Изменить размер шрифта - +
На трассе имелось нехорошее местечко — поворот коридора. Здесь надо было притормаживать, чтобы не врезаться в стену. Курчатов обнаружил, что если на бегу упереться в стену рукой, то можно броском повернуть тело, не теряя скорости. Он усовершенствовал найденный прием, водрузив на повороте деревянный столб. Столб охватывался на бегу левой рукой — правая держала радиоактивную мишень, — поворот на девяносто градусов становился легким.

Хранилищем для источника нейтронов стало ведро. В него залили парафин, а когда он застыл, просверлили дырочку и погрузили туда ампулку. Хранилище получилось отменное.
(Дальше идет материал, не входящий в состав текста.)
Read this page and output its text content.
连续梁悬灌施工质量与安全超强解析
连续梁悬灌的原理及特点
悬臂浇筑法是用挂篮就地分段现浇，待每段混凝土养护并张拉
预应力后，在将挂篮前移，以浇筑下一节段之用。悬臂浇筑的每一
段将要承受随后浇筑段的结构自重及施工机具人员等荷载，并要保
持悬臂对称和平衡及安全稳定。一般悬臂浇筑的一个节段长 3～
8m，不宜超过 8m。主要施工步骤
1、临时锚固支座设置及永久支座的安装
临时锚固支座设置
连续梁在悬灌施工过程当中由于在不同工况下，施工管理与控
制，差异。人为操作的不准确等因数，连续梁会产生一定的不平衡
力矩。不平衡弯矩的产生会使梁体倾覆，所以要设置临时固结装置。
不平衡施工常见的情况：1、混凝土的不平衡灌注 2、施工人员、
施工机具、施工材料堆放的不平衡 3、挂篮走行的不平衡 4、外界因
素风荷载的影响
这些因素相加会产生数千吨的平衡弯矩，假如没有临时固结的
Утром Курчатов спешил к ведру и, бодро помахивая им, шел к месту, где облучали мишень.

В комнате Курчатова допоздна было полно людей. Ведро, чтобы его ненароком не опрокинули, ставили по окончании обработки мишеней к соседу, Лене Неменову. Неменов — в Физтехе он был известен под странным прозвищем Буба — вначале спокойно взирал на оцинкованное ведро, приткнувшееся в углу, потом встревожился. Он собирал масс-спектрограф, аппарат для разделения изотопов; прибор был хитрый, подгонка шла трудно. В институте Неменов славился искусством сложных наладок. Даже Рейнов, мастерски монтировавший измерительные приборы, с уважением говорил, что «руки у Бубы — золото, никто так не натянет тончайшую струну электрометра». Спортсмен — шестнадцатая ракетка страны по теннису — и фотограф, Неменов больше других своих рукомёсел гордился умением тонкой сборки. Он вскоре начал с сомнением оглядываться на чужое ведро. Черт его знает, как действуют нейтроны на капризный масс-спектрограф. И однажды он запальчиво объявил, что больше не позволит отравлять воздух своей лаборатории бериллиевым излучением. Он схватил ведро и выставил его в коридор. Курчатов взял ведро и молча удалился.

Неменов прокричал вслед:

— Игорь, сними с меня лучше штаны, но избавь от радона!

Курчатов обернулся и с укором проговорил:

— Не нужны мне твои штаны, Леня!

И то, что он не повысил голоса и назвал Неменова Леней, а не Бубой, показало тому, как глубоко он обидел приятеля.

Теперь ведро стояло в закутке возле лестницы на второй этаж. Здесь производилось и облучение мишеней. Курчатов напрасно побаивался, что с ампулкой может что-то случиться. Сотрудники института, хотя и любопытные, в опасный закуток не лезли.

Неменов скоро разобрался, что обвинения против радон-бериллиевой ампулки неосновательны, надежную работу масс-спектрографа радон не мог испортить. Его мучили угрызения совести. Вскоре он нашел способ загладить вину. Курчатов пожаловался, что Радиевый институт держит его на голодном пайке — активность у источника падает раньше, чем доставляется новая ампулка. Неменов пообещал помочь горю. Его отец, основатель и директор Рентгенологического института, привез из Парижа купленные у Марии Кюри полтора грамма радия по миллиону рублей за грамм. Сын упросил отца периодически — по мере накопления радона — снабжать им Физтех. Примирение состоялось немедленно, как только один из друзей вручил другому внеплановую ампулку. Порадовало и то, что рентгенологи за свой радон денег не брали, лишь просили, чтобы в отчетах и статьях упоминали об их бескорыстной помощи.

Полного довольства все же не было. «Двух маток сосем, а голодно», — говорил Курчатов сотрудникам, их становилось все больше. «Правда, — начал он вскоре добавлять, рассматривая свои пальцы, — было бы легче с радоном, стало бы хуже с руками».

Работа с нейтронами оказалась опасней, чем ожидали. И у Курчатова, и у Щепкина стали краснеть пальцы рук, на них уплотнялась и омертвлялась кожа. Курчатов с сокрушением шевелил пальцами — огрубевшая, воскового блеска кожа лишала их прежней подвижности. Потом омертвевшая кожа стала слезать, ее можно было снимать, как чулок, — под ней обнажался слой свежей кожи, розовой, очень тонкой, легко ранимой, — скорее пленки, чем кожи.